Skip to content

Latest commit

 

History

History
54 lines (43 loc) · 2.09 KB

README.md

File metadata and controls

54 lines (43 loc) · 2.09 KB

csv2db - Convert delimited data files to database tables

csv2db is a tool for generating database table schemas from delimited data files.

It was originally developed to support the USDA FoodData Central project, but it can be used for just about any source of delimited data that can be parsed by Python's csv.reader class.

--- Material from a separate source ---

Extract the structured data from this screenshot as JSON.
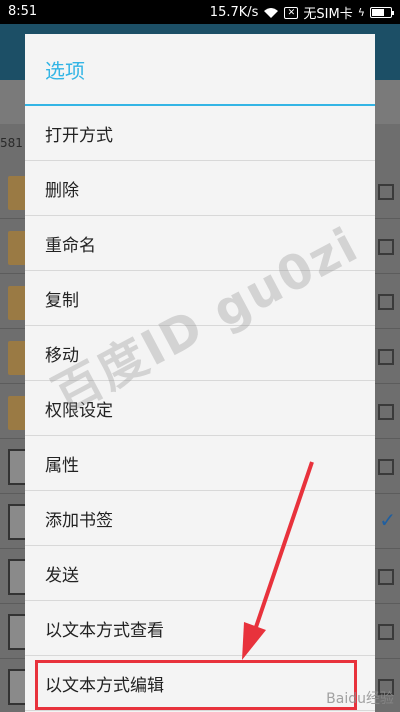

There are many "csv2(sql|db|...)" projects, but this one is mine.

Features

  • specify a ZIP file containing CSV files and path to a SQLite database file
  • Scans all CSV files
  • obtains field names from first row of each CSV file
  • uses statistical inference to determine the most inclusive column type (defaults to VARCHAR when no clear winner is found)
  • optionally imports from data source to the created database

Installation

  1. Clone repo
  2. Create a virtual environment. For example, venv-
% python -m venv .venv
% source .venv/bin/activate
% export PATH=${PATH}:${PWD}

Usage

% ./csv2db.py --help
usage: ./csv2db.py [-h] [--zip ZIP_FILE] [--sqlite SQLITE_DB_FILE] [--filter NAME_FILTER] [--create-only] [--show-struct] [--save-struct SAVE_STRUCT] [--max [MAX_CSV_ROWS]] [--progress-rows EVERY_ROWS]
                   [--progress-pct EVERY_PCT]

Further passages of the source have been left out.